Once Tom caught the soccer bug at age 12, it became his
dream – one might say his obsession – to be a professional
soccer player. By his reckoning, he trained 40 hours a week,
kick-dribbling a ball everywhere he went. Those ball skills were
put to good use in 1979, when Tom, ever the showman,
ascended the 86th floor observation deck of the Empire State
Building and juggled a soccer ball 12,295 times without letting
it touch the ground – a world record at the time, as certified
by the Guinness Book of Records.

Teaching and Promoting “The Beautiful Game”

Tom’s exceptional ball wizardry, combined with his flair for
showmanship, has led to a successful career as a coach, clinician
and promoter of the sport. Nicknamed “Soccer Tom,” he was
dubbed “the foremost soccer entertainer in the country” by
Shep Messing, the former Cosmos all-star goalkeeper. “His
ball control skills, balance and agility are unmatched by anybody
in the country,” Messing enthused. Tom, a U.S. Soccer
Federation A-licensed coach with an NSCAA national advanced
diploma, has trained coaches on every development
level and performed clinics for thousands of young players.
While playing with the MISL’s New York Arrows, he estimated
that his kids-clinic audience reached an astonishing 450,000
children in a single year. He served as Director of Soccer Educational
Programs, an institute devoted to the development of
American youth soccer players.

On the international level, Tom served as a spokesperson for
the 1994 World Cup, which was hosted in the U.S., and a consultant
for World Cup Organizing Committee. He was a
member of the 1996 Olympic Soccer Games Executive
Committee, when the Games were held in Atlanta, and was
also a member of the USSF Professional Planning Committee.
Tom founded his Miami-based soccer marketing firm in 1988
and operated it until 2009, when he sold the company to
Brazilian-based Traffic Sports, which owned the NASL’s Fort
Lauderdale Strikers. After three years as vice president of grassroots
events and sponsorship activation with Traffic Sports, he
was appointed president of the Strikers and remained in that
position until the franchise was sold in November 2014. Tom
then re-launched Soccer Marketing & Promotions. He has
designed and implemented such successful soccer initiatives as
Copa Latina, “FanZone” and the 96-Mile Olympic Ball Run,
and was recently named soccer director of the World
OutGames Miami 2017, a sporting and cultural event hosted
by the gay community and open to all participants.
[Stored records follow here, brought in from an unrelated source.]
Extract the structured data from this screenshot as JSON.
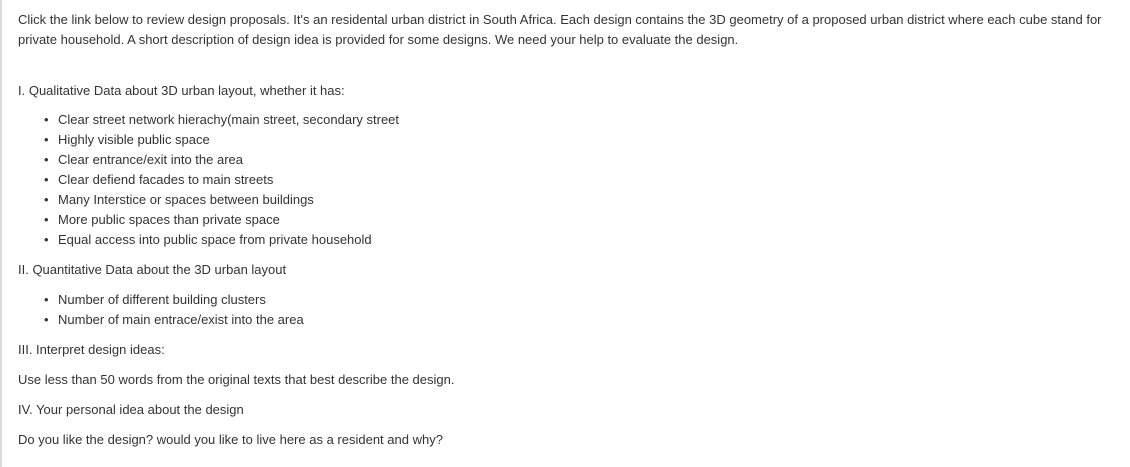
{
  "intro": {
    "line1": "Click the link below to review design proposals. It's an residental urban district in South Africa. Each design contains the 3D geometry of a proposed urban district where each cube stand for",
    "line2": "private household. A short description of design idea is provided for some designs. We need your help to evaluate the design."
  },
  "sections": [
    {
      "heading": "I. Qualitative Data about 3D urban layout, whether it has:",
      "items": [
        "Clear street network hierachy(main street, secondary street",
        "Highly visible public space",
        "Clear entrance/exit into the area",
        "Clear defiend facades to main streets",
        "Many Interstice or spaces between buildings",
        "More public spaces than private space",
        "Equal access into public space from private household"
      ]
    },
    {
      "heading": "II. Quantitative Data about the 3D urban layout",
      "items": [
        "Number of different building clusters",
        "Number of main entrace/exist into the area"
      ]
    },
    {
      "heading": "III. Interpret design ideas:",
      "text": "Use less than 50 words from the original texts that best describe the design."
    },
    {
      "heading": "IV. Your personal idea about the design",
      "text": "Do you like the design? would you like to live here as a resident and why?"
    }
  ]
}
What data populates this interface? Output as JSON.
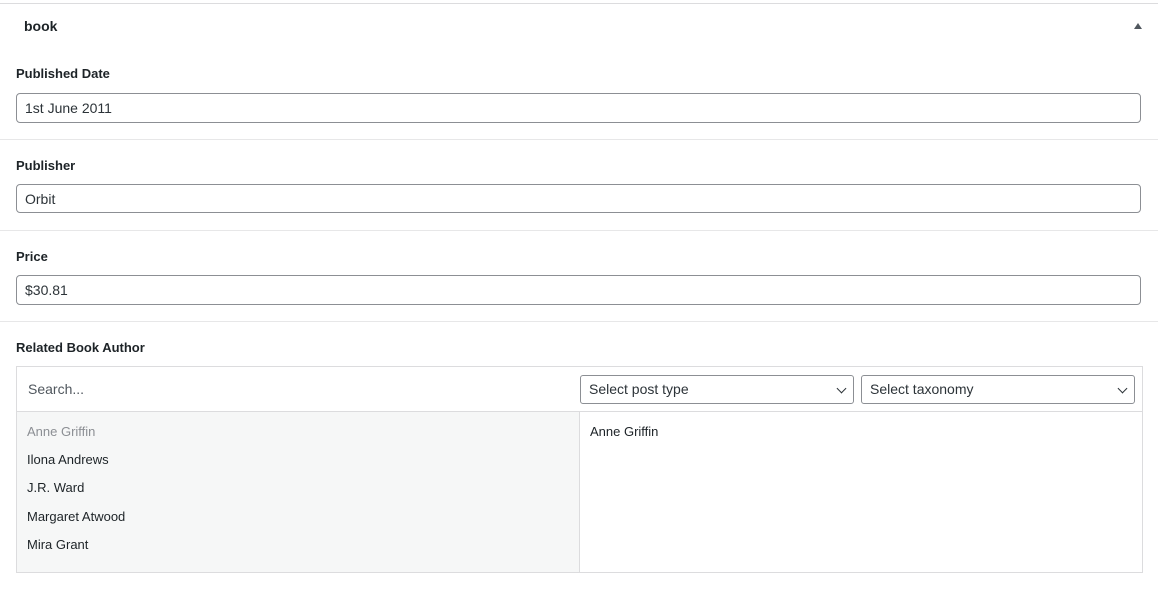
{
  "box": {
    "title": "book"
  },
  "fields": {
    "published_date": {
      "label": "Published Date",
      "value": "1st June 2011"
    },
    "publisher": {
      "label": "Publisher",
      "value": "Orbit"
    },
    "price": {
      "label": "Price",
      "value": "$30.81"
    }
  },
  "relationship": {
    "label": "Related Book Author",
    "search_placeholder": "Search...",
    "post_type_select": "Select post type",
    "taxonomy_select": "Select taxonomy",
    "choices": [
      "Anne Griffin",
      "Ilona Andrews",
      "J.R. Ward",
      "Margaret Atwood",
      "Mira Grant"
    ],
    "selected": [
      "Anne Griffin"
    ]
  }
}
Tom lives in Miami with his wife, Paola, and daughter, Sabrina,
11. In addition to his Rockland Sports Hall of Fame honor, he
was inducted into the NJCAA Hall of Fame in 1993 and named
to the NJCAA “Team of the Century.”

“Today soccer is a mainstream sport in the U.S.A.,” Tom
explains, “but in my entire early life it was a completely misunderstood
sport for foreign kids or kids who could not make
other sports teams. I wanted people to know the passion and
the love that only soccer has provided for billions of people
around the world. It doesn’t matter how big you are or how
strong you are, if your feet reach the ground you can play and
you can play for your entire life. It doesn’t take much money –
all you need is a ball and off you go. It’s the world’s game and I
wanted people in my country to experience the passion the
way I felt it. So even if I had to do it one person at a time, one
clinic at a time, it is something that I will be sharing with anyone
who crosses my path for the rest of my life.”